The normal is not the same thing as the average, the typical, the ordinary.  In a sense, it may be rare, as the saints are rare.  In our own weakness, we look to it for guidance, even if we never expect to reach it.  However far we may depart from it in our conduct, we can always find our way back to it.

In this sense, the Christian would say that Jesus Christ is normal; whereas sin is, by its nature, abnormal, eccentric.  Peace and liberty are normal, however elusive they may be; but the Cold War, tragically, inured many conservative Christians to the assumption that war (and preparations for it) can bring both peace and freedom, an assumption Bush and his minions have exploited for all it’s worth.  No wonder so many Americans now mistake militarism for conservatism.

Bush’s feeble sense of normality is evident in his moralistic insistence that democracy (a term he uses interchangeably with freedom) is a universal human aspiration, implanted in every soul by God.  He was convinced that, with the overthrow of Saddam Hussein, democracy would blossom—spontaneously, explosively, contagiously—throughout the Middle East.  When that failed to happen, did he admit his error?  Not at all.  Instead, he proceeded as if all resistance to the American occupation (“liberation”) were motivated by the same evil for which he blamed Saddam—“terrorism.”
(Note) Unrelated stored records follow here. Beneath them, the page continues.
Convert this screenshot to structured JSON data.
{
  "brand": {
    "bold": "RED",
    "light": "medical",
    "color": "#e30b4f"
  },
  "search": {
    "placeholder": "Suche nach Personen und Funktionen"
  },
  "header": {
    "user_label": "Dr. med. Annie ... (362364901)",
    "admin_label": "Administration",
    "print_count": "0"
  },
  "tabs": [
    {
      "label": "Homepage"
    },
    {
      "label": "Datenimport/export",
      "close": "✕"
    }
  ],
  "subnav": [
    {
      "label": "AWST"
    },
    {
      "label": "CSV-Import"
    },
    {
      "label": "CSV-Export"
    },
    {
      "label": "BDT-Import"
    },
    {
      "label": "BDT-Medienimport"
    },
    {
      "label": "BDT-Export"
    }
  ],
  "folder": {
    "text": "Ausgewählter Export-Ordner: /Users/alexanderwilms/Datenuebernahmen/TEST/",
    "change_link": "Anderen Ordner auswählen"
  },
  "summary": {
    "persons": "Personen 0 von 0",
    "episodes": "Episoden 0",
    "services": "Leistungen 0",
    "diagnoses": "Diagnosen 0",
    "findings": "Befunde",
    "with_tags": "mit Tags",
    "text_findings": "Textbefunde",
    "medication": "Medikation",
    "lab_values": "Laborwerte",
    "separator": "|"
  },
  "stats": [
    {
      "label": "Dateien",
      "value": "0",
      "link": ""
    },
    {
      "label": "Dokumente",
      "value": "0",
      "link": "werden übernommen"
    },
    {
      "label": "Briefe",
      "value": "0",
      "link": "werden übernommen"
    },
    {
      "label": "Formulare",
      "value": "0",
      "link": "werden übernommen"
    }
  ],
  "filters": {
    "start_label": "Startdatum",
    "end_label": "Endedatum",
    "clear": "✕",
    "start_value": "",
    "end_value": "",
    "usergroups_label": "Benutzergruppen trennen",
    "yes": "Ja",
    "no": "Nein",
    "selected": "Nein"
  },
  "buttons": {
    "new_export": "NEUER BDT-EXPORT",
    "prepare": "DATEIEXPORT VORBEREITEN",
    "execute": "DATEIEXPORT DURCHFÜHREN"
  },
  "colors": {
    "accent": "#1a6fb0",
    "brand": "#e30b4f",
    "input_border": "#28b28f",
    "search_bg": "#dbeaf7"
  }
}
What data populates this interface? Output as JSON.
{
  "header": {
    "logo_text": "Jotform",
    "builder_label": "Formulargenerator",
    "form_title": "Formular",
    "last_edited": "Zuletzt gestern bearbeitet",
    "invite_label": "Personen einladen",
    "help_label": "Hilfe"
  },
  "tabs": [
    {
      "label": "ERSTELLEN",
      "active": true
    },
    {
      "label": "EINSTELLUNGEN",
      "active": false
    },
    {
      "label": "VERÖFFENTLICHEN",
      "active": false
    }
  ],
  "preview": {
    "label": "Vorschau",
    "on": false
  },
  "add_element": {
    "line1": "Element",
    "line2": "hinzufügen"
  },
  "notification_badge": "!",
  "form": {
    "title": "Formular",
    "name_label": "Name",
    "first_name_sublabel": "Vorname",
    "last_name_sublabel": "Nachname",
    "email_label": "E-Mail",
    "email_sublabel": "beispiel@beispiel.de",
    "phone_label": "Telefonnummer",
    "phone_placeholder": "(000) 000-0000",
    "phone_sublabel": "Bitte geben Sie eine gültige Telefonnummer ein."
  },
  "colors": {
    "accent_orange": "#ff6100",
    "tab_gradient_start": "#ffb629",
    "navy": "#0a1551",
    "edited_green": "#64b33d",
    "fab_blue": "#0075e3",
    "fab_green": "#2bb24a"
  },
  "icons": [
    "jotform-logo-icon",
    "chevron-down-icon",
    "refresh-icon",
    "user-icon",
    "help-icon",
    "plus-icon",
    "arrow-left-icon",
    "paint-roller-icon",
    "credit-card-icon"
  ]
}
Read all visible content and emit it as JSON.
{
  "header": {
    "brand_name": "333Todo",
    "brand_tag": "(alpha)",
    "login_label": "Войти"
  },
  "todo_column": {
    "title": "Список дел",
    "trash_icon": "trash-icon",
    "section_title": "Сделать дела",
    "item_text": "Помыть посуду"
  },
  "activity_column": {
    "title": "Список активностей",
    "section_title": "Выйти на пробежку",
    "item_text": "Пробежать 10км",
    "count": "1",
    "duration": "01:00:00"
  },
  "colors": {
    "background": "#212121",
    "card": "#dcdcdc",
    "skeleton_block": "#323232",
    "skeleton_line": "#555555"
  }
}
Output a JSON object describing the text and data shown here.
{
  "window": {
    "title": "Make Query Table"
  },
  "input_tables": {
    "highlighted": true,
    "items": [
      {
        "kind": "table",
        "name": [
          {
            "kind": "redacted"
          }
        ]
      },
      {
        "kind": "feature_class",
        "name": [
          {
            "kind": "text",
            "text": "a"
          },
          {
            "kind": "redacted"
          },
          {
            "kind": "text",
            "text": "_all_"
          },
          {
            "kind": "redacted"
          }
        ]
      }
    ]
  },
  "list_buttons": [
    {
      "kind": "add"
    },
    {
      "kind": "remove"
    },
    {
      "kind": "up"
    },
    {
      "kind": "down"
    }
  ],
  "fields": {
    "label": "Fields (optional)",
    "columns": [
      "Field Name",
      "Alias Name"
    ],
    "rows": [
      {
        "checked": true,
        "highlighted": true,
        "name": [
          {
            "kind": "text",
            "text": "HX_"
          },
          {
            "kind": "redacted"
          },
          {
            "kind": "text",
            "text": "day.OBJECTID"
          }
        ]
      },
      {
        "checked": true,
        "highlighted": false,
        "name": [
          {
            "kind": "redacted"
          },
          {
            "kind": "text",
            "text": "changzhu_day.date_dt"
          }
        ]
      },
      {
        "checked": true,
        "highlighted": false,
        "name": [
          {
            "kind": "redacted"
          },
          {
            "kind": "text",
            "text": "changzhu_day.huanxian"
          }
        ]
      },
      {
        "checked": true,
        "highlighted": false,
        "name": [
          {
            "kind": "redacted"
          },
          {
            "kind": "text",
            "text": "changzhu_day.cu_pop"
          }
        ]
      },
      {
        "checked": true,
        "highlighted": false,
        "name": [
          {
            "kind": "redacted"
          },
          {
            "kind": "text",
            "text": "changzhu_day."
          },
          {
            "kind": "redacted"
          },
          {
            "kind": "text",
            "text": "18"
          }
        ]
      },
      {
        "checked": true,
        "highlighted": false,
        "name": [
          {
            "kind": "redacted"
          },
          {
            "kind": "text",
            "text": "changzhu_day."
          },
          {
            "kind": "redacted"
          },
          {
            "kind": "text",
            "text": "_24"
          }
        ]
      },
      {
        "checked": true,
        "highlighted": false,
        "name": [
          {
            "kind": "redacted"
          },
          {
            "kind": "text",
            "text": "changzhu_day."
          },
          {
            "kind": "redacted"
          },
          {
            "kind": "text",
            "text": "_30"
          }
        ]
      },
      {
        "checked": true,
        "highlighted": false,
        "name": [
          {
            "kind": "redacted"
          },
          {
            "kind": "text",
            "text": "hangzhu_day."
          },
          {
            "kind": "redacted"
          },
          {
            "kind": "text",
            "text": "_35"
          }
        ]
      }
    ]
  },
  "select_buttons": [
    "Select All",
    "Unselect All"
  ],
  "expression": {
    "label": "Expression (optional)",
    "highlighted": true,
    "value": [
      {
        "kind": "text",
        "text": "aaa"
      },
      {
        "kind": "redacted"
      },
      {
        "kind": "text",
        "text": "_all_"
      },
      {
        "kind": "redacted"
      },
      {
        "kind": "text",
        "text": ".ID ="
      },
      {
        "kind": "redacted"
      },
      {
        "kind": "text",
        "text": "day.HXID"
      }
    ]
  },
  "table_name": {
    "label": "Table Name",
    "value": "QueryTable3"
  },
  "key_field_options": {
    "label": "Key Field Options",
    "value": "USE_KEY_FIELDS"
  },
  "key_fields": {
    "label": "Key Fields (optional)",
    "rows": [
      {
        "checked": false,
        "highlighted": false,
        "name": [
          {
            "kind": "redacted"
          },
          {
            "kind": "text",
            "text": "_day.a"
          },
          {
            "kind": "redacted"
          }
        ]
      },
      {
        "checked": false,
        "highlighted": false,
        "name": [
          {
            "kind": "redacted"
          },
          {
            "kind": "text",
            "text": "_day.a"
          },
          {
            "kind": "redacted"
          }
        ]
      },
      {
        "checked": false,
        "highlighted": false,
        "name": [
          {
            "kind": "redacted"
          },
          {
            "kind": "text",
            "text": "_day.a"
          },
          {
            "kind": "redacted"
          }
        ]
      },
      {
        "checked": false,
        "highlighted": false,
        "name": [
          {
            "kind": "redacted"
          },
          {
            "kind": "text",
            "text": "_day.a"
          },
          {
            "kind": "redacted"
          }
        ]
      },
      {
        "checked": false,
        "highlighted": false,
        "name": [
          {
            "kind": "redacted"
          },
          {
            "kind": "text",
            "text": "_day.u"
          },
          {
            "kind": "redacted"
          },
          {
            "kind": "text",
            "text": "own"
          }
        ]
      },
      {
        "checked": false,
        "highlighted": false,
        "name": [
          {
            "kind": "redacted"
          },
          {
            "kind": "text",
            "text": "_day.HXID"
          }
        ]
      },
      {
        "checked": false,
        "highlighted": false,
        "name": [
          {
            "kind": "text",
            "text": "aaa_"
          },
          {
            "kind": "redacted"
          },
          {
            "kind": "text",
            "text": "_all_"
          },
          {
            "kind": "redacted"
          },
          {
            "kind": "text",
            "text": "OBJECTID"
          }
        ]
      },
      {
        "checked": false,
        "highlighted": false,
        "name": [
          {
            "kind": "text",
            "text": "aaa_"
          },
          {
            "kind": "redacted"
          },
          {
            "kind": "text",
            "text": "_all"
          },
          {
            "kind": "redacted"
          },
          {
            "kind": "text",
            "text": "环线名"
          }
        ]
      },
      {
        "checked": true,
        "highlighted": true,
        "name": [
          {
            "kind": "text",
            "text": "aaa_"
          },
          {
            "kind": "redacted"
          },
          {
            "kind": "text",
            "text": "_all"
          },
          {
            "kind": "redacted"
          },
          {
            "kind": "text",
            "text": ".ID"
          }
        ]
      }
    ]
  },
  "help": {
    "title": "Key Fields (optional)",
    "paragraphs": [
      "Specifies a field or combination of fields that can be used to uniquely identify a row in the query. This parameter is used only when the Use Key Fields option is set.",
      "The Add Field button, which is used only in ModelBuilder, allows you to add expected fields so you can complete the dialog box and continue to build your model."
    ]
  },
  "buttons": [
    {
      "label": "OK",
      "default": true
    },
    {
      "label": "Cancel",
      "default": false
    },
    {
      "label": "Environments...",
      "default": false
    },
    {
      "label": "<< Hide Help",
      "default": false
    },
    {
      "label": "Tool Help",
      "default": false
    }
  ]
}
Of course, there is an obvious sense in which we all want to be free: We would all like to be able to act without restraint.  But this is very different from wanting all others to be equally free; it is more likely to mean just the opposite.  Bush is conceptually confused to a degree remarkable for a mature and intelligent man, let alone one who has been educated at two of the best universities in the United States.  (It has been said that the chief difference between America and the European nations is that most of their heads of state speak fluent English.)

My purpose here is not to attack Bush; it is merely to point out an alarming fact: that he passes for a conservative among people, by no means idiots, who really think of themselves as conservatives.  Some of these people, as I wrote a few years ago, seem to believe that government should be confined to two essential functions: paving the streets and ruling the world.  At the moment, it’s not doing either of these things very impressively.